23). 6284 sayılı kanundaki şiddet tanımında yer alan sonuçlanması muhtemel ifadesi şiddet olgusunun içeriğinin belirsizleşmesine yol açmaktadır çünkü farklı bireylere göre farklı sonuçlar çıkmasına neden olmaktadır.

Şiddet kavramının kuralları yok sayıp engelleri aşma anlamı da bulunmaktadır.

Dönmezer’e göre şiddet; gücün kuvvetin hukuka aykırı olarak kullanılması demektir. O halde şiddet kuralla zıtlaşan insana özgü eylemdir. Şiddete başvuranda, toplumsal normlara, hukuk kurallarına saldırı niyeti vardır. Örneğin dikkatsizliğinden dolayı birinin ölümüne ya da yaralanmasına yol açan bireyin eylemi şiddet sayılmamaktadır fakat birey kendisine bir başkasına ya da belli bir gruba karşı kasten şiddete başvurursa kuralları yok saymış ve bilinçli bir şekilde şiddet uygulamış demektir (1996: 215).

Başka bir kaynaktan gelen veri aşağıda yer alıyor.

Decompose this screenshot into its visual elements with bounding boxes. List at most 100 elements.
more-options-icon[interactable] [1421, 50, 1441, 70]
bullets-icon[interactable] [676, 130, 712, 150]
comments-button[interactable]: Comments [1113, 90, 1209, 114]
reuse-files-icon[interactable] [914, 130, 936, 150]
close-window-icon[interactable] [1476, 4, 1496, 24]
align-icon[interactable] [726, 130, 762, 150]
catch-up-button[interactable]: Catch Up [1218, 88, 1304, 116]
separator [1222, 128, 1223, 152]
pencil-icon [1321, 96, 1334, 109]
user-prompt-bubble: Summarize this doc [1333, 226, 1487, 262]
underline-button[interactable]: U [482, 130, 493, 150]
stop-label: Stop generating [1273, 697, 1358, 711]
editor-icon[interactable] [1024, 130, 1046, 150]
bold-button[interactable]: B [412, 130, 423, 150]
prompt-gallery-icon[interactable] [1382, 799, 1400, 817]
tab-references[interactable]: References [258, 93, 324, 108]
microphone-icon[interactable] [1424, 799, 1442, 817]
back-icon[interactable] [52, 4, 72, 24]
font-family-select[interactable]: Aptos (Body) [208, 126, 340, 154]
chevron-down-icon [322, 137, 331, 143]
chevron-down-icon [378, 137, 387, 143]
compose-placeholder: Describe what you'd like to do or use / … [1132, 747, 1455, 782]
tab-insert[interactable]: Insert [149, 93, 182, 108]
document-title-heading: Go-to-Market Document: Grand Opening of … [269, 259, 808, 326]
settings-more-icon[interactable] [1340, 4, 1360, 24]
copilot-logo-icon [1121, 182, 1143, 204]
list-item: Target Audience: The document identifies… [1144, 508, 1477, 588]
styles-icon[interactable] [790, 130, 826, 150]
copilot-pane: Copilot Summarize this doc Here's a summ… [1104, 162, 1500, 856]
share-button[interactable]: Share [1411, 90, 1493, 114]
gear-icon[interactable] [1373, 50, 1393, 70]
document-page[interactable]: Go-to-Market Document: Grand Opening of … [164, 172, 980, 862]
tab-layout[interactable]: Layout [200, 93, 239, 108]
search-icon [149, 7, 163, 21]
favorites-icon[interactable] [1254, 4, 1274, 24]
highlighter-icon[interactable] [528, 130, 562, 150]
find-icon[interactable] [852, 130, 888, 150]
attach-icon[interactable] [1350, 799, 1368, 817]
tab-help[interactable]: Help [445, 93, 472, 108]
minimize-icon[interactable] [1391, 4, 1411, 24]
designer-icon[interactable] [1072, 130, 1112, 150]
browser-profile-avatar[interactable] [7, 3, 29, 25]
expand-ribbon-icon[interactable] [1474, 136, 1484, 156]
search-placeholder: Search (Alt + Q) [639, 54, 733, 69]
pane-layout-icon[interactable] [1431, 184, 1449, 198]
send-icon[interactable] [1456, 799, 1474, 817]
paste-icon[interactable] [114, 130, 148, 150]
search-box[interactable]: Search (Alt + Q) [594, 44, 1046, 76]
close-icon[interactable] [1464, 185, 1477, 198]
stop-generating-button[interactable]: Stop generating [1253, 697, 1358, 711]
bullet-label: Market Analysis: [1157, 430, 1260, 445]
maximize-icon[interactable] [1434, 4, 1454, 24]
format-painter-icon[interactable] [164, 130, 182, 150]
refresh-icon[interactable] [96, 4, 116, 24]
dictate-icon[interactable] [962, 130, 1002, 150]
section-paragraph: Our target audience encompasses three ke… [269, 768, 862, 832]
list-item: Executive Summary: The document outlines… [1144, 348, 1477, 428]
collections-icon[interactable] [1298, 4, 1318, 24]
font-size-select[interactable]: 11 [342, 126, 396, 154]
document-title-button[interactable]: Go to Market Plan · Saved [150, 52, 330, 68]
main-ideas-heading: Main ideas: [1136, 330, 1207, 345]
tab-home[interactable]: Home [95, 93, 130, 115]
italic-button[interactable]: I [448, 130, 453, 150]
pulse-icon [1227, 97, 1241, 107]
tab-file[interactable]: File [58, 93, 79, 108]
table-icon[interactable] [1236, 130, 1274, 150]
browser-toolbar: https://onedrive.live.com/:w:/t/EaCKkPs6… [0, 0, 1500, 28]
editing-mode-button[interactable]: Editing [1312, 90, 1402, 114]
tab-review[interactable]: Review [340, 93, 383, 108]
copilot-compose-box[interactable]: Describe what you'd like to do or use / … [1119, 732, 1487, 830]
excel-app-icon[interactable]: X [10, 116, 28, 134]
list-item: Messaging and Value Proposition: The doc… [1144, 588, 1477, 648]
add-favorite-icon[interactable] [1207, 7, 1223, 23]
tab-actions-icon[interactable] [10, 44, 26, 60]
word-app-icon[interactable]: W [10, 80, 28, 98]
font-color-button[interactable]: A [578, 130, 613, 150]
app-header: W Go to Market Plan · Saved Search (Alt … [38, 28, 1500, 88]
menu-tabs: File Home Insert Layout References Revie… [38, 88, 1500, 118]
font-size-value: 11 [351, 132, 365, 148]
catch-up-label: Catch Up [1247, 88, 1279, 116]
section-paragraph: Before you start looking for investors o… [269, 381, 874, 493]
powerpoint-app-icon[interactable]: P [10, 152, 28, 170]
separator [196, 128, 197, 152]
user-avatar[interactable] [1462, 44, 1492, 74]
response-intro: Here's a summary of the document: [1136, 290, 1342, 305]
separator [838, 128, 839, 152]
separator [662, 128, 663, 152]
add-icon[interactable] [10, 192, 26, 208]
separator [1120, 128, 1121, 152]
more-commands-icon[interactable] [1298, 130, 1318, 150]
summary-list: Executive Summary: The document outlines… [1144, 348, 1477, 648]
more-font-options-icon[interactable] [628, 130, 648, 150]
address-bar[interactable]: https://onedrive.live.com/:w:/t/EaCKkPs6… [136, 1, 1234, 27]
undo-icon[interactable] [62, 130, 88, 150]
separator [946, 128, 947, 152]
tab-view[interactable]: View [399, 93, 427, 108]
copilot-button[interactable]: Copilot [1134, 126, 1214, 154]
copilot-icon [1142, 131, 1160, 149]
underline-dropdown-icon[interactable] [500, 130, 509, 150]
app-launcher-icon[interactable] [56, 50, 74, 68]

Şiddet isteyerek veya istemeden kazara ortaya çıkabilecek bir olgudur. Şiddet kavramının birçok boyutu mevcuttur şiddet en basit toplumsal ilişkilerde, aile içinde, terör ve savaşlarda kullanılan bir olgudur. Şiddet her alanda kendini gösterdiği ve çeşitli sebepleri ve sonuçları olduğu için kompleks bir kavramdır sosyoloji, psikoloji, antropoloji gibi birçok bilim dalının ayrı ayrı araştırma konusu olması mümkündür ve birçok alanda araştırma konusu olmuştur.

12

Şiddet kavramının tanımlarına baktığımızda ortak noktalar bulmak mümkündür.

Hemen hemen bütün tanımlarda kaba kuvvet uygulamak, saldırganlık, aşırı duygu durumu gibi açıklamalar mevcuttur ve bireyin kendisine, başka bir bireye ya da herhangi bir nesneye zarar verme durumu söz konusudur. Saldırganlık ve şiddet iç içe geçmiş kavramlardır saldırganlık iç güdüsünün sonucunda şiddet davranışının ortaya çıkmaktadır.